Experimenting with distributed queries to servers in Golang


One day, I came accross the Go Concurrency Patterns talk made by Rob Pike (one of the creators of Golang) and I found it fascinating. After this talk, I wanted to explore a bit more the concept of the Google Search code given at the end of the talk.

The goal is to find a behaviour that could be used by a search engine to handle a search query. We have got 3 services (web, images and videos – no ads ahah!) and we want to perform a search on each service according to the query. The goal is to respond as fast as possible.


We have got multiple instances of each service. We are going to send the search query in parallel to available instances of web servers, images servers and videos servers. For each server we will take the first returned search result, to meet our goal to respond as fast as possible.
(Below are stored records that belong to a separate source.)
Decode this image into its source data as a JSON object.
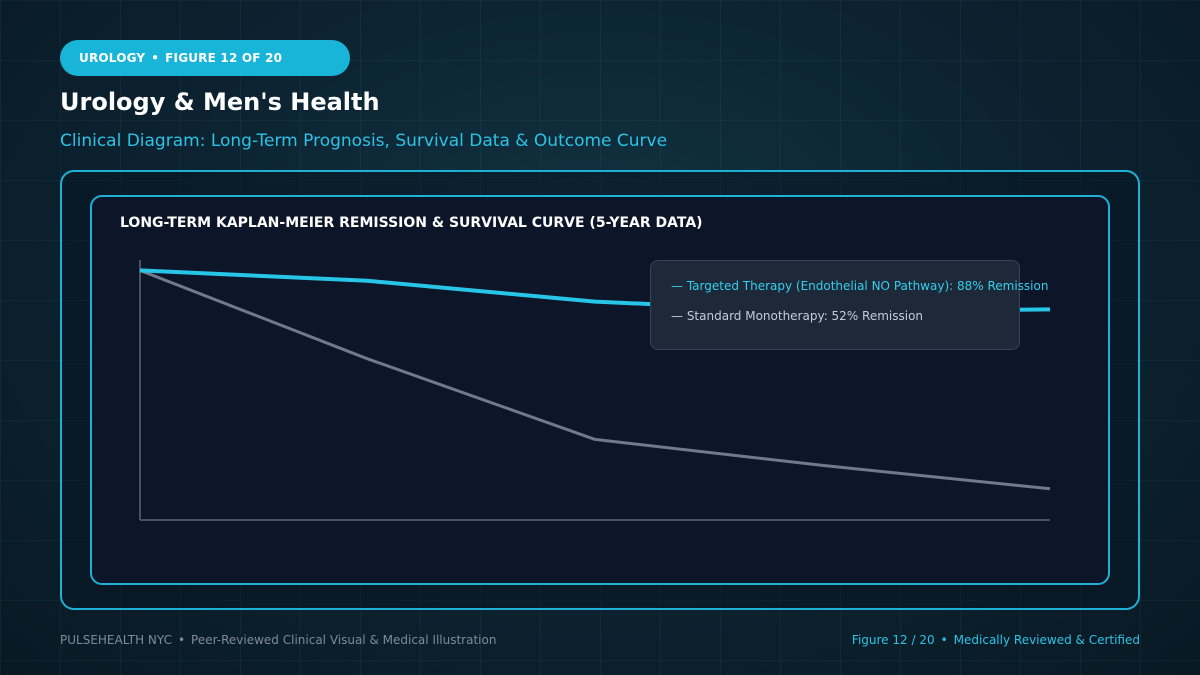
{
  "header": {
    "badge_category": "UROLOGY",
    "badge_separator": "•",
    "badge_figure": "FIGURE 12 OF 20",
    "title": "Urology & Men's Health",
    "subtitle": "Clinical Diagram: Long-Term Prognosis, Survival Data & Outcome Curve"
  },
  "chart_data": {
    "type": "line",
    "title": "LONG-TERM KAPLAN-MEIER REMISSION & SURVIVAL CURVE (5-YEAR DATA)",
    "xlabel": "",
    "ylabel": "",
    "grid": false,
    "legend_placement": "top-right",
    "ylim": [
      0,
      100
    ],
    "x": [
      0,
      1,
      2,
      3,
      4
    ],
    "series": [
      {
        "name": "— Targeted Therapy (Endothelial NO Pathway): 88% Remission",
        "color": "#27c6e8",
        "values": [
          96,
          92,
          84,
          80,
          81
        ]
      },
      {
        "name": "— Standard Monotherapy: 52% Remission",
        "color": "#6f7a8c",
        "values": [
          96,
          62,
          31,
          21,
          12
        ]
      }
    ]
  },
  "footer": {
    "left_brand": "PULSEHEALTH NYC",
    "left_separator": "•",
    "left_text": "Peer-Reviewed Clinical Visual & Medical Illustration",
    "right_figure": "Figure 12 / 20",
    "right_separator": "•",
    "right_text": "Medically Reviewed & Certified"
  },
  "colors": {
    "accent": "#19b5d8",
    "panel_border": "#1fb0d4",
    "chart_background": "#0c1628",
    "axis": "#5b6577"
  }
}
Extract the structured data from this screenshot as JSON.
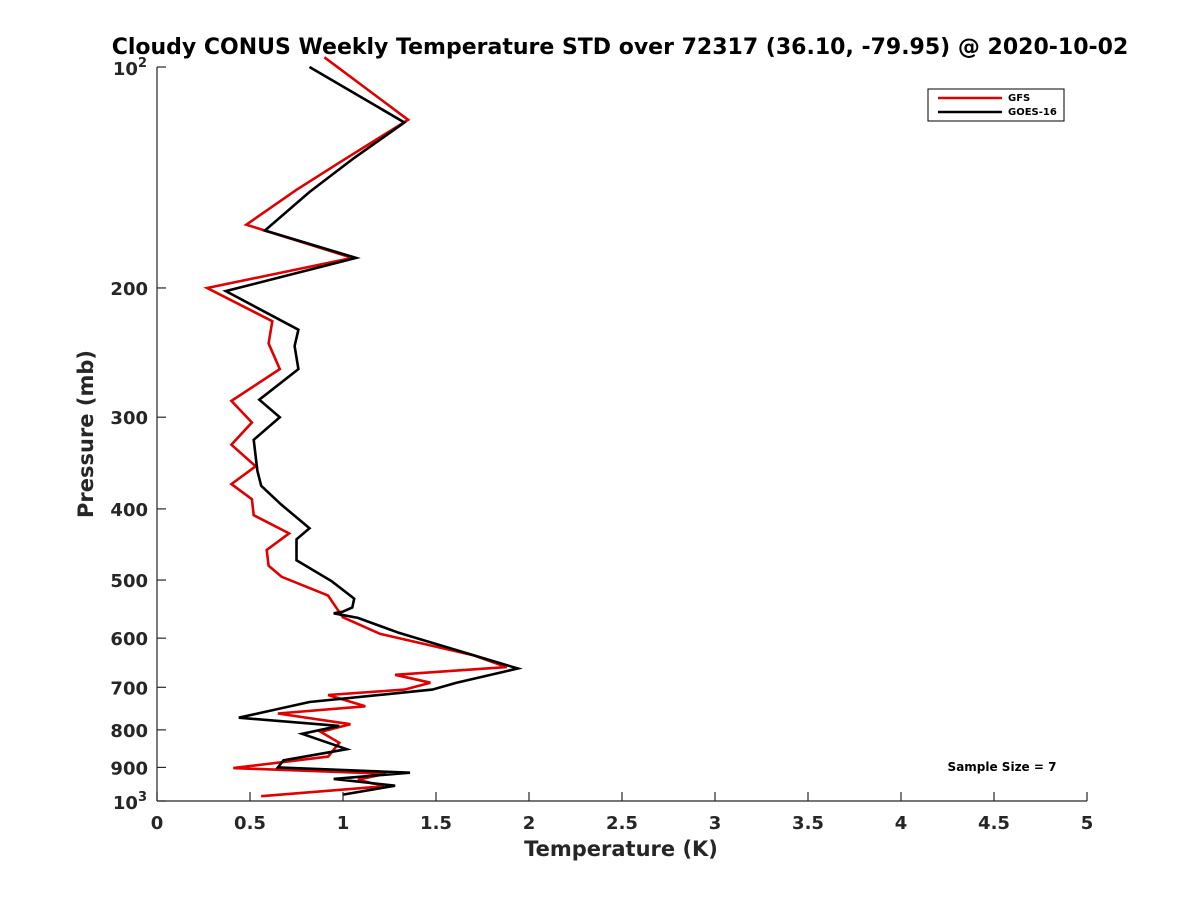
{
  "chart_data": {
    "type": "line",
    "title": "Cloudy CONUS Weekly Temperature STD over 72317 (36.10, -79.95) @ 2020-10-02",
    "xlabel": "Temperature (K)",
    "ylabel": "Pressure (mb)",
    "xlim": [
      0,
      5
    ],
    "ylim": [
      100,
      1000
    ],
    "y_scale": "log",
    "y_reversed": true,
    "xticks": [
      0,
      0.5,
      1,
      1.5,
      2,
      2.5,
      3,
      3.5,
      4,
      4.5,
      5
    ],
    "xtick_labels": [
      "0",
      "0.5",
      "1",
      "1.5",
      "2",
      "2.5",
      "3",
      "3.5",
      "4",
      "4.5",
      "5"
    ],
    "yticks": [
      100,
      200,
      300,
      400,
      500,
      600,
      700,
      800,
      900,
      1000
    ],
    "ytick_labels": [
      {
        "base": "10",
        "exp": "2"
      },
      {
        "base": "200",
        "exp": ""
      },
      {
        "base": "300",
        "exp": ""
      },
      {
        "base": "400",
        "exp": ""
      },
      {
        "base": "500",
        "exp": ""
      },
      {
        "base": "600",
        "exp": ""
      },
      {
        "base": "700",
        "exp": ""
      },
      {
        "base": "800",
        "exp": ""
      },
      {
        "base": "900",
        "exp": ""
      },
      {
        "base": "10",
        "exp": "3"
      }
    ],
    "grid": false,
    "legend_position": "top-right",
    "annotation": "Sample Size = 7",
    "series": [
      {
        "name": "GFS",
        "color": "#e00000",
        "points": [
          [
            0.9,
            97
          ],
          [
            1.35,
            118
          ],
          [
            1.0,
            134
          ],
          [
            0.75,
            147
          ],
          [
            0.48,
            164
          ],
          [
            1.05,
            182
          ],
          [
            0.27,
            200
          ],
          [
            0.62,
            222
          ],
          [
            0.6,
            238
          ],
          [
            0.66,
            258
          ],
          [
            0.4,
            285
          ],
          [
            0.51,
            305
          ],
          [
            0.4,
            327
          ],
          [
            0.53,
            350
          ],
          [
            0.4,
            370
          ],
          [
            0.51,
            388
          ],
          [
            0.52,
            408
          ],
          [
            0.71,
            432
          ],
          [
            0.59,
            455
          ],
          [
            0.6,
            478
          ],
          [
            0.67,
            495
          ],
          [
            0.92,
            525
          ],
          [
            0.97,
            548
          ],
          [
            1.0,
            562
          ],
          [
            1.2,
            592
          ],
          [
            1.7,
            633
          ],
          [
            1.88,
            657
          ],
          [
            1.28,
            673
          ],
          [
            1.47,
            690
          ],
          [
            1.33,
            705
          ],
          [
            0.92,
            717
          ],
          [
            1.12,
            743
          ],
          [
            0.65,
            760
          ],
          [
            1.04,
            786
          ],
          [
            0.88,
            805
          ],
          [
            0.98,
            833
          ],
          [
            0.92,
            870
          ],
          [
            0.41,
            902
          ],
          [
            1.23,
            918
          ],
          [
            1.08,
            935
          ],
          [
            1.22,
            955
          ],
          [
            0.56,
            985
          ]
        ]
      },
      {
        "name": "GOES-16",
        "color": "#000000",
        "points": [
          [
            0.82,
            100
          ],
          [
            1.33,
            119
          ],
          [
            1.06,
            133
          ],
          [
            0.82,
            148
          ],
          [
            0.58,
            167
          ],
          [
            1.07,
            182
          ],
          [
            0.37,
            202
          ],
          [
            0.76,
            228
          ],
          [
            0.74,
            240
          ],
          [
            0.76,
            258
          ],
          [
            0.55,
            284
          ],
          [
            0.66,
            300
          ],
          [
            0.52,
            322
          ],
          [
            0.54,
            355
          ],
          [
            0.56,
            372
          ],
          [
            0.67,
            395
          ],
          [
            0.82,
            425
          ],
          [
            0.75,
            440
          ],
          [
            0.75,
            470
          ],
          [
            0.94,
            502
          ],
          [
            1.06,
            530
          ],
          [
            1.05,
            545
          ],
          [
            1.0,
            552
          ],
          [
            0.95,
            555
          ],
          [
            1.08,
            563
          ],
          [
            1.3,
            590
          ],
          [
            1.94,
            660
          ],
          [
            1.61,
            690
          ],
          [
            1.48,
            705
          ],
          [
            0.82,
            733
          ],
          [
            0.44,
            770
          ],
          [
            0.98,
            790
          ],
          [
            0.78,
            810
          ],
          [
            1.02,
            850
          ],
          [
            0.68,
            880
          ],
          [
            0.65,
            900
          ],
          [
            1.36,
            915
          ],
          [
            0.95,
            933
          ],
          [
            1.28,
            953
          ],
          [
            1.0,
            980
          ]
        ]
      }
    ]
  }
}
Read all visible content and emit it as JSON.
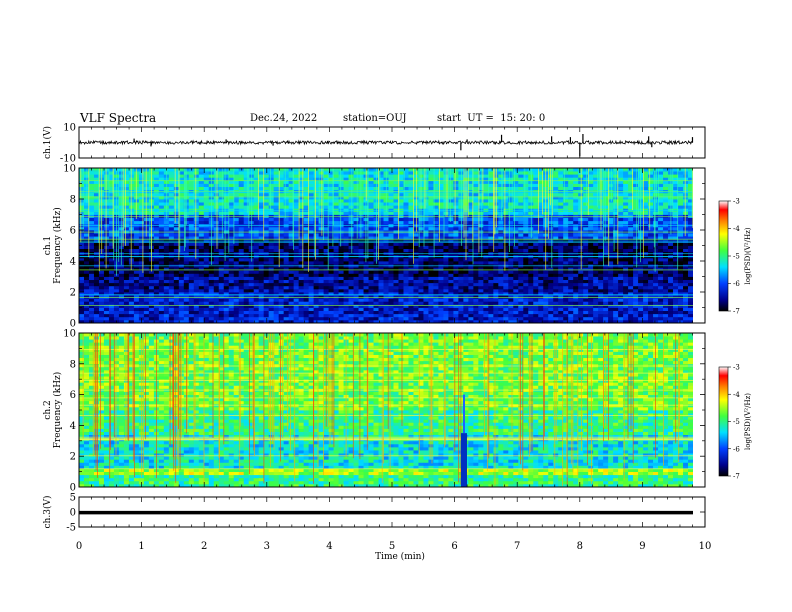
{
  "header": {
    "title": "VLF Spectra",
    "date": "Dec.24, 2022",
    "station": "station=OUJ",
    "start": "start  UT =  15: 20: 0"
  },
  "chart_data": [
    {
      "type": "line",
      "panel": "ch1-waveform",
      "ylabel": "ch.1(V)",
      "ylim": [
        -10,
        10
      ],
      "yticks": [
        "10",
        "-10"
      ],
      "xlim": [
        0,
        10
      ],
      "baseline": 0,
      "spikes": [
        {
          "x": 0.88,
          "y": 2.5
        },
        {
          "x": 1.15,
          "y": -2.5
        },
        {
          "x": 2.35,
          "y": 2.0
        },
        {
          "x": 3.1,
          "y": -2.0
        },
        {
          "x": 6.1,
          "y": -5.0
        },
        {
          "x": 6.2,
          "y": 2.0
        },
        {
          "x": 6.75,
          "y": 5.0
        },
        {
          "x": 7.55,
          "y": 4.0
        },
        {
          "x": 7.85,
          "y": 3.5
        },
        {
          "x": 8.0,
          "y": -9.0
        },
        {
          "x": 8.05,
          "y": 5.5
        },
        {
          "x": 9.1,
          "y": 4.0
        },
        {
          "x": 9.15,
          "y": -3.0
        },
        {
          "x": 9.8,
          "y": 3.5
        }
      ]
    },
    {
      "type": "heatmap",
      "panel": "ch1-spectrogram",
      "ylabel": "ch.1\nFrequency (kHz)",
      "ylim": [
        0,
        10
      ],
      "yticks": [
        "0",
        "2",
        "4",
        "6",
        "8",
        "10"
      ],
      "xlim": [
        0,
        10
      ],
      "colorbar": {
        "label": "log(PSD)(V²/Hz)",
        "range": [
          -7,
          -3
        ],
        "ticks": [
          "-3",
          "-4",
          "-5",
          "-6",
          "-7"
        ]
      },
      "description_levels": [
        {
          "fmin": 0,
          "fmax": 2,
          "log_psd": -6.3
        },
        {
          "fmin": 2,
          "fmax": 3,
          "log_psd": -6.5
        },
        {
          "fmin": 3,
          "fmax": 5.5,
          "log_psd": -6.7
        },
        {
          "fmin": 5.5,
          "fmax": 7,
          "log_psd": -6.0
        },
        {
          "fmin": 7,
          "fmax": 10,
          "log_psd": -5.3
        }
      ]
    },
    {
      "type": "heatmap",
      "panel": "ch2-spectrogram",
      "ylabel": "ch.2\nFrequency (kHz)",
      "ylim": [
        0,
        10
      ],
      "yticks": [
        "0",
        "2",
        "4",
        "6",
        "8",
        "10"
      ],
      "xlim": [
        0,
        10
      ],
      "colorbar": {
        "label": "log(PSD)(V²/Hz)",
        "range": [
          -7,
          -3
        ],
        "ticks": [
          "-3",
          "-4",
          "-5",
          "-6",
          "-7"
        ]
      },
      "gap_at_min": 6.15,
      "description_levels": [
        {
          "fmin": 0,
          "fmax": 0.8,
          "log_psd": -5.0
        },
        {
          "fmin": 0.8,
          "fmax": 1.3,
          "log_psd": -4.5
        },
        {
          "fmin": 1.3,
          "fmax": 3.5,
          "log_psd": -5.3
        },
        {
          "fmin": 3.5,
          "fmax": 5,
          "log_psd": -5.0
        },
        {
          "fmin": 5,
          "fmax": 10,
          "log_psd": -4.7
        }
      ]
    },
    {
      "type": "line",
      "panel": "ch3-waveform",
      "ylabel": "ch.3(V)",
      "ylim": [
        -5,
        5
      ],
      "yticks": [
        "5",
        "0",
        "-5"
      ],
      "xlim": [
        0,
        10
      ],
      "baseline": -0.2
    }
  ],
  "xaxis": {
    "label": "Time  (min)",
    "ticks": [
      "0",
      "1",
      "2",
      "3",
      "4",
      "5",
      "6",
      "7",
      "8",
      "9",
      "10"
    ]
  }
}
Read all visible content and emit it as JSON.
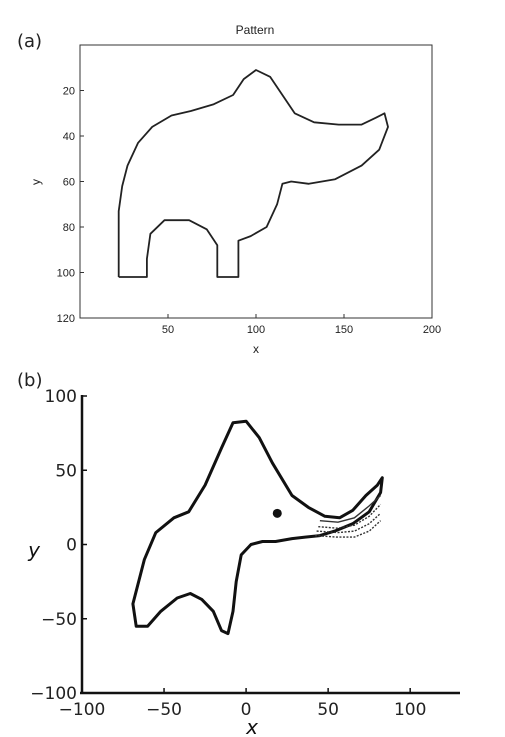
{
  "panels": {
    "a": {
      "label": "(a)",
      "chart_data": {
        "type": "line",
        "title": "Pattern",
        "xlabel": "x",
        "ylabel": "y",
        "xlim": [
          0,
          200
        ],
        "ylim": [
          120,
          0
        ],
        "y_inverted": true,
        "xticks": [
          50,
          100,
          150,
          200
        ],
        "yticks": [
          20,
          40,
          60,
          80,
          100,
          120
        ],
        "grid": false,
        "series": [
          {
            "points": [
              [
                22,
                102
              ],
              [
                22,
                73
              ],
              [
                24,
                62
              ],
              [
                27,
                53
              ],
              [
                33,
                43
              ],
              [
                41,
                36
              ],
              [
                52,
                31
              ],
              [
                63,
                29
              ],
              [
                76,
                26
              ],
              [
                87,
                22
              ],
              [
                93,
                15
              ],
              [
                100,
                11
              ],
              [
                108,
                14
              ],
              [
                115,
                22
              ],
              [
                122,
                30
              ],
              [
                133,
                34
              ],
              [
                147,
                35
              ],
              [
                160,
                35
              ],
              [
                168,
                32
              ],
              [
                173,
                30
              ],
              [
                175,
                36
              ],
              [
                170,
                46
              ],
              [
                160,
                53
              ],
              [
                145,
                59
              ],
              [
                130,
                61
              ],
              [
                120,
                60
              ],
              [
                115,
                61
              ],
              [
                112,
                70
              ],
              [
                106,
                80
              ],
              [
                97,
                84
              ],
              [
                90,
                86
              ],
              [
                90,
                102
              ],
              [
                78,
                102
              ],
              [
                78,
                88
              ],
              [
                72,
                81
              ],
              [
                62,
                77
              ],
              [
                48,
                77
              ],
              [
                40,
                83
              ],
              [
                38,
                94
              ],
              [
                38,
                102
              ],
              [
                22,
                102
              ]
            ]
          }
        ]
      }
    },
    "b": {
      "label": "(b)",
      "chart_data": {
        "type": "line",
        "title": "",
        "xlabel": "x",
        "ylabel": "y",
        "xlim": [
          -100,
          120
        ],
        "ylim": [
          -100,
          100
        ],
        "xticks": [
          -100,
          -50,
          0,
          50,
          100
        ],
        "yticks": [
          -100,
          -50,
          0,
          50,
          100
        ],
        "grid": false,
        "series": [
          {
            "points": [
              [
                -67,
                -55
              ],
              [
                -69,
                -40
              ],
              [
                -62,
                -10
              ],
              [
                -55,
                8
              ],
              [
                -44,
                18
              ],
              [
                -35,
                22
              ],
              [
                -25,
                40
              ],
              [
                -15,
                65
              ],
              [
                -8,
                82
              ],
              [
                0,
                83
              ],
              [
                8,
                72
              ],
              [
                16,
                55
              ],
              [
                28,
                33
              ],
              [
                38,
                25
              ],
              [
                48,
                19
              ],
              [
                57,
                18
              ],
              [
                65,
                23
              ],
              [
                73,
                33
              ],
              [
                80,
                40
              ],
              [
                83,
                45
              ],
              [
                82,
                35
              ],
              [
                75,
                22
              ],
              [
                65,
                14
              ],
              [
                54,
                9
              ],
              [
                45,
                6
              ],
              [
                36,
                5
              ],
              [
                28,
                4
              ],
              [
                18,
                2
              ],
              [
                10,
                2
              ],
              [
                3,
                0
              ],
              [
                -3,
                -7
              ],
              [
                -6,
                -25
              ],
              [
                -8,
                -45
              ],
              [
                -11,
                -60
              ],
              [
                -15,
                -58
              ],
              [
                -20,
                -45
              ],
              [
                -27,
                -37
              ],
              [
                -34,
                -33
              ],
              [
                -42,
                -36
              ],
              [
                -52,
                -45
              ],
              [
                -60,
                -55
              ],
              [
                -67,
                -55
              ]
            ]
          },
          {
            "tails": [
              [
                [
                  45,
                  16
                ],
                [
                  56,
                  15
                ],
                [
                  66,
                  18
                ],
                [
                  75,
                  26
                ],
                [
                  82,
                  33
                ]
              ],
              [
                [
                  44,
                  12
                ],
                [
                  56,
                  11
                ],
                [
                  66,
                  13
                ],
                [
                  75,
                  19
                ],
                [
                  82,
                  27
                ]
              ],
              [
                [
                  43,
                  9
                ],
                [
                  56,
                  8
                ],
                [
                  66,
                  9
                ],
                [
                  75,
                  14
                ],
                [
                  82,
                  21
                ]
              ],
              [
                [
                  42,
                  6
                ],
                [
                  55,
                  5
                ],
                [
                  66,
                  5
                ],
                [
                  75,
                  9
                ],
                [
                  82,
                  16
                ]
              ]
            ]
          }
        ],
        "marker": {
          "x": 19,
          "y": 21
        }
      }
    }
  }
}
We will assume that each server answers a query in a time that follows a normal distribution (the mean is explicit given and is referred to as latency, the standard derivation is inferred from the latency). A search has also a timeout which represents the number of milliseconds we are willing to wait to have search results before exiting (it is possible that search results from all the services have not yet arrived). This is referred to as the timeout parameter.

Finally, we can control how many instances of each service we have available. This is referred to as the replicas parameter.

Execution samples

To test how the variation of the different parameters influence the number of results and when they are returned, you can find below some executions and their results:

# High latency but large number of replicas
./fake-google -timeout 20 -replicas 200 -latency 28
  {Search result: `res for: test query` from: `image95` in 18.695281ms}
  {Search result: `res for: test query` from: `web129` in 17.11128ms}
  {Search result: `res for: test query` from: `video13` in 19.058285ms}

# High latency but normal number of replicas
./fake-google -timeout 20 -replicas 100 -latency 28
  {Search result: `res for: test query` from: `web90` in 19.499019ms}

# High latency, very low number of replicas
./fake-google -timeout 20 -replicas 10 -latency 25

# Latency is the same as the timeout and we've got enough replicas
./fake-google -timeout 20 -replicas 100 -latency 20
  {Search result: `res for: test query` from: `web90` in 12.735776ms}
  {Search result: `res for: test query` from: `image63` in 12.727817ms}
  {Search result: `res for: test query` from: `video26` in 13.02499ms}

Nothing unexpected in these results, this can all be verified by computing probabilities on multiple independent normal laws.


The existing code is super simple and is definitely not ready for a real life scenario. We could for instance, improve the following points:

  • I assume that all replicas are always available. The notion of an available replica is hard to define. We don’t want to send requests to replicas that are not healthy, down or are already overwhelmed
  • I assume that the number of replicas is the same for each service
  • I assume that the response time of every replica follows a normal law, and is query independent

And countless other things I didn’t think of in a 2-minute window.


Putting aside all the ameliorations I just listed, I find the existing code still interesting because it shows how to use advanced concurrency patterns in Go. The code is available on GitHub, and the main logic resides in the file core/core.go.